“At dawn I looked up to see the yellow jack fluttering from the masthead precisely as, not twelve hours before, I had seen the vision of it from the quay.”

Captain Williamson stopped, glanced at his burnt-out cheroot, threw it away, and selected another one carefully from his case.

“Well, Professor, what do you make of that?” he asked, as he struck a match.

The professor assumed an air of wisdom superior to any mystery.

“Of course,” he said, “there is no doubt what happened. Captain Strong was probably infected with yellow fever coming up the river. Years before, he had instigated a native girl to rob that Buddhist temple on his behalf, and finding himself back at the place he was impelled—it is a common psychological phenomenon in criminals—to revisit the scene of his crime. The ex-priest saw him and recognized him, and, wishing to make quite sure whether he still possessed the sacred jewel, he hypnotized him by chaining his conscious attention on his little conjuring trick at the café, and then suggested to him the vision of the jewel by outlining it with his subject’s finger on the table. Captain Strong’s exclamation and his gesture would be sufficient that he still wore it.

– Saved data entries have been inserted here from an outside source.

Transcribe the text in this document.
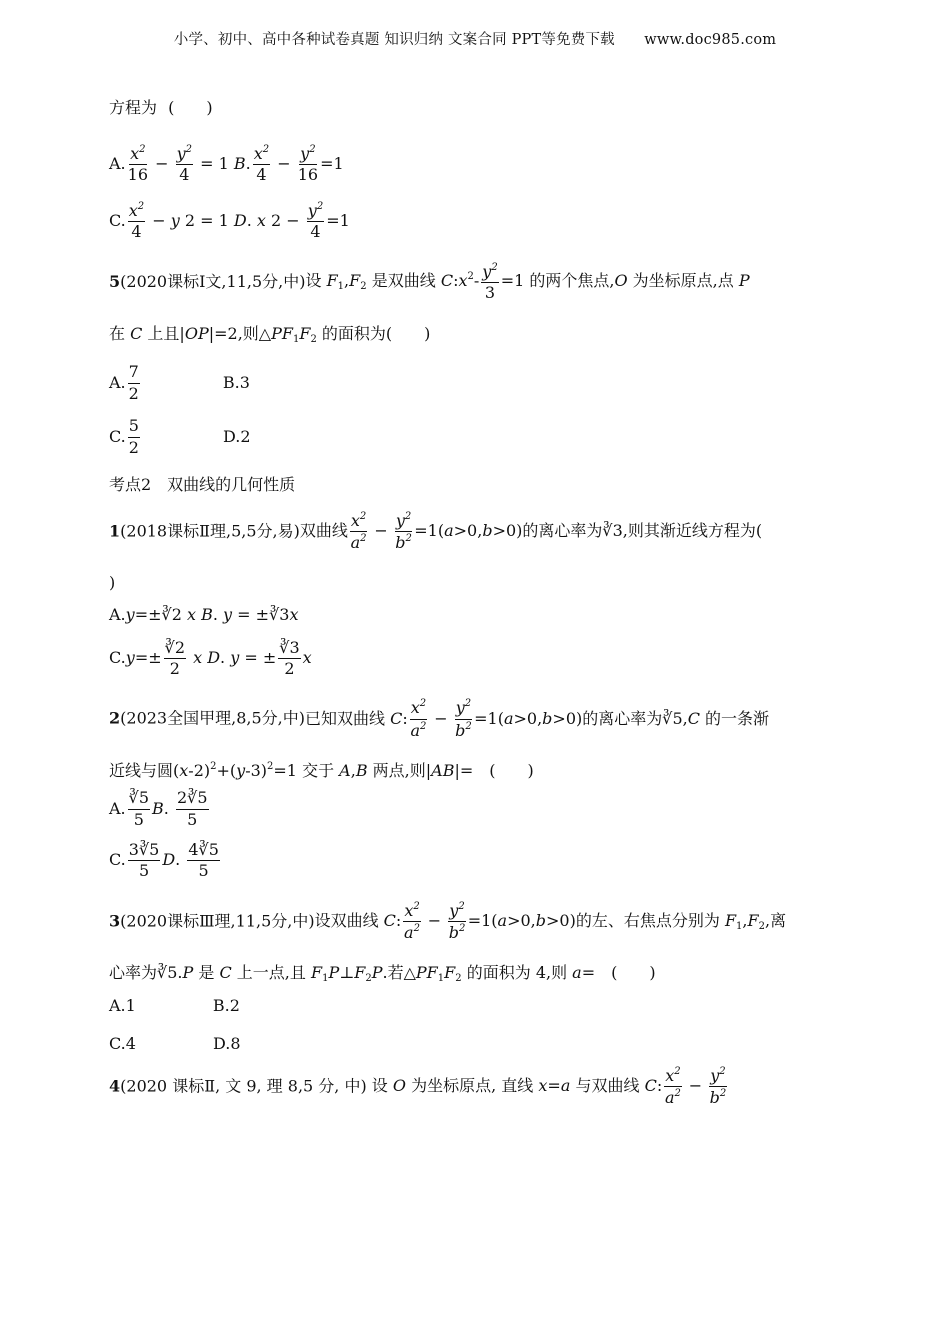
小学、初中、高中各种试卷真题 知识归纳 文案合同 PPT等免费下载　　www.doc985.com
方程为 (　　)
A. $\frac{x^2}{16} - \frac{y^2}{4} = 1$ B. $\frac{x^2}{4} - \frac{y^2}{16} =1$
C. $\frac{x^2}{4} - y$ 2 = 1 D. x $2 - \frac{y^2}{4} =1$
5(2020课标Ⅰ文,11,5分,中)设 $F_1,F_2$ 是双曲线 $C:x^2- \frac{y^2}{3} =1$ 的两个焦点,O 为坐标原点,点 P
在 C 上且|OP|=2,则$\triangle PF_1F_2$ 的面积为(　　)
A. $\frac{7}{2}$	B.3
C. $\frac{5}{2}$	D.2
考点2　双曲线的几何性质
1(2018课标Ⅱ理,5,5分,易)双曲线 $\frac{x^2}{a^2} - \frac{y^2}{b^2} =1(a>0,b>0)$的离心率为∛3,则其渐近线方程为(
)
A.y=±∛2 x B. y = ±∛3x
$C.y=\pm \frac{∛2}{2}$ x D. y = ± $\frac{∛3}{2}$ x
2(2023全国甲理,8,5分,中)已知双曲线 C: $\frac{x^2}{a^2} - \frac{y^2}{b^2} =1(a>0,b>0)$的离心率为∛5,C 的一条渐
近线与圆$(x-2)^2+(y-3)^2=1$ 交于 A,B 两点,则|AB|=　(　　)
A. $\frac{∛5}{5} B$. $\frac{2∛5}{5}$
C. $\frac{3∛5}{5} D$. $\frac{4∛5}{5}$
3(2020课标Ⅲ理,11,5分,中)设双曲线 C: $\frac{x^2}{a^2} - \frac{y^2}{b^2} =1(a>0,b>0)$的左、右焦点分别为 $F_1,F_2$,离
心率为∛5.P 是 C 上一点,且 $F_1P\perp F_2P$.若$\triangle PF_1F_2$ 的面积为 4,则 a=　(　　)
A.1	B.2
C.4	D.8
4(2020 课标Ⅱ, 文 9, 理 8,5 分, 中) 设 O 为坐标原点, 直线 x=a 与双曲线 C: $\frac{x^2}{a^2} - \frac{y^2}{b^2}$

“As for the scene in the saloon, it was hypnotism on a large scale, induced by the use of the drugs with which the atmosphere was filled. Captain Strong’s subconscious mind came to the top and lived once again through the episodes of the robbery and the death of his agent, seeing them, as is the habit of the subjective mind when released from the control of the objective surface consciousness, like actual present facts. The hallucination of the girl as a living presence in the cabin is, of course, explained by the silent suggestion of the priest acting on the already highly excited subconsciousness of the guilty man. Just as I can make a hypnotic patient believe that you are someone else and see you as someone else, so the conjurer himself, under cover of the vision he had suggested, approached the wearer of the sacred jewel and snatched it from his neck. The emotional crisis undergone by Captain Strong would, of course, hasten the onset of the yellow fever already in his body.”

“H’m,” objected Captain Williamson, “but that doesn’t explain why I should share these visions.”

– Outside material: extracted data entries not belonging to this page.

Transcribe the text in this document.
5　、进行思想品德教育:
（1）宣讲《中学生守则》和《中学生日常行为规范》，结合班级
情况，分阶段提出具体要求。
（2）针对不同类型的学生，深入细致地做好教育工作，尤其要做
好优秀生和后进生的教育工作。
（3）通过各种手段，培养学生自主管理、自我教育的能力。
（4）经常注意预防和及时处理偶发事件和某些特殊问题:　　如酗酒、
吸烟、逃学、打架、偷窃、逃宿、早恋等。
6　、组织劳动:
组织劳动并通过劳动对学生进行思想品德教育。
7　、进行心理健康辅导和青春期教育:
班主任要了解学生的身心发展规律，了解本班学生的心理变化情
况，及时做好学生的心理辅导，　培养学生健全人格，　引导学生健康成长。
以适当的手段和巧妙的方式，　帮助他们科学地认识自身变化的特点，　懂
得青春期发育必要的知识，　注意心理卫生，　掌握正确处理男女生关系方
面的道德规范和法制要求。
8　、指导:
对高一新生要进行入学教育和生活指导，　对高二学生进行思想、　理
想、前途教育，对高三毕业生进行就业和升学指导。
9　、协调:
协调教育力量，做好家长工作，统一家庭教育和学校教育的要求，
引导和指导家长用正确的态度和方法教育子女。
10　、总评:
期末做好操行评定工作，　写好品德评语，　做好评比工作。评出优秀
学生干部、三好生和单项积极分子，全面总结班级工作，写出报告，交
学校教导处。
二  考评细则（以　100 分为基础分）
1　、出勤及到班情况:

The professor was nothing daunted.

“Of course,” he said, “you were in close propinquity to Captain Strong and were doubtless what is known as en rapport with him. The vision of the yellow flag—the not uncommon hallucination of a death-symbol produced by the subconsciousness of a doomed person—was communicated to you when the captain gripped your shoulder——”

“Have a whisky-and-soda, Professor,” interrupted the planter, coarsely, “and don’t spoil a good story.”